During his two seasons on the team, Kerrigan has a team-leading 16 sacks and was elected to his first Pro Bowl last season.

In 2012, the Redskins had a glaring need at quarterback and made the blockbuster trade necessary to select Robert Griffin III.

His accolades need no introduction, but his contributions to the team's NFC East Championship justify the loss of this year's first round draft pick.

While the identity of the Redskins' first overall pick of the 2013 NFL Draft will likely not be known until tomorrow evening, the Redskins appear to be in good position to address the team's top needs.

Despite the coincidence, Shanahan insisted it was nothing more than that: a lucky coincidence.

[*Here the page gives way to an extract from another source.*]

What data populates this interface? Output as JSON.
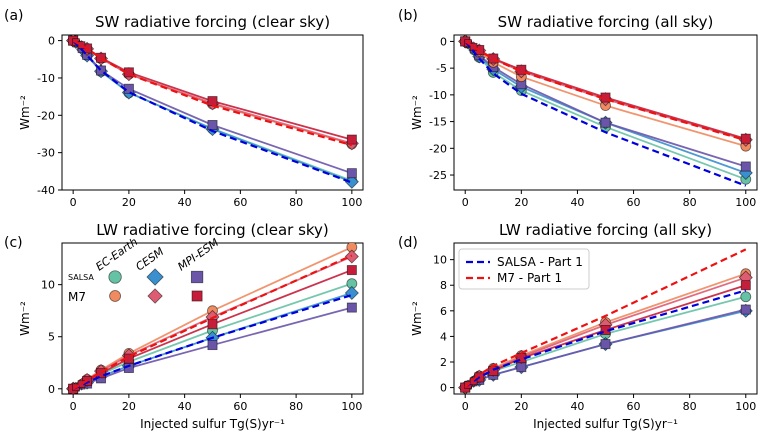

"We know where the strength of the draft is and sometimes you are really lucky when it does play into your hands," he said. "You never know how many juniors are going to come out. That is a big question mark.

"I think everyone has a feel for the seniors, but you are not really sure how many juniors will come out. They influence the draft drastically."

In preparation for tomorrow night's pick, the Redskins decision makers will likely spend the evening adjusting the team's draft board and trying to find a gem at No. 51.

"Sometimes you are lucky enough to find guys like that, other times you miss out. That's what we are looking for and that is why we look at a lot of film," Shanahan said. "There are guys that make it in the second, third, fourth round that you say, 'Why aren't fourth-round players a first-round player?'

The Redskins had good fortunes twice last year, selecting Kirk Cousins three rounds after where Shanahan projected him to go, and finding a franchise running back in the sixth round.

"Why wasn't Alfred Morris a first-round player?" Shanahan asked rhetorically. "He should have been with his production.

"You try to look at all the scenarios and you try to figure out why a guy does last until the sixth round and you try to find those guys out there."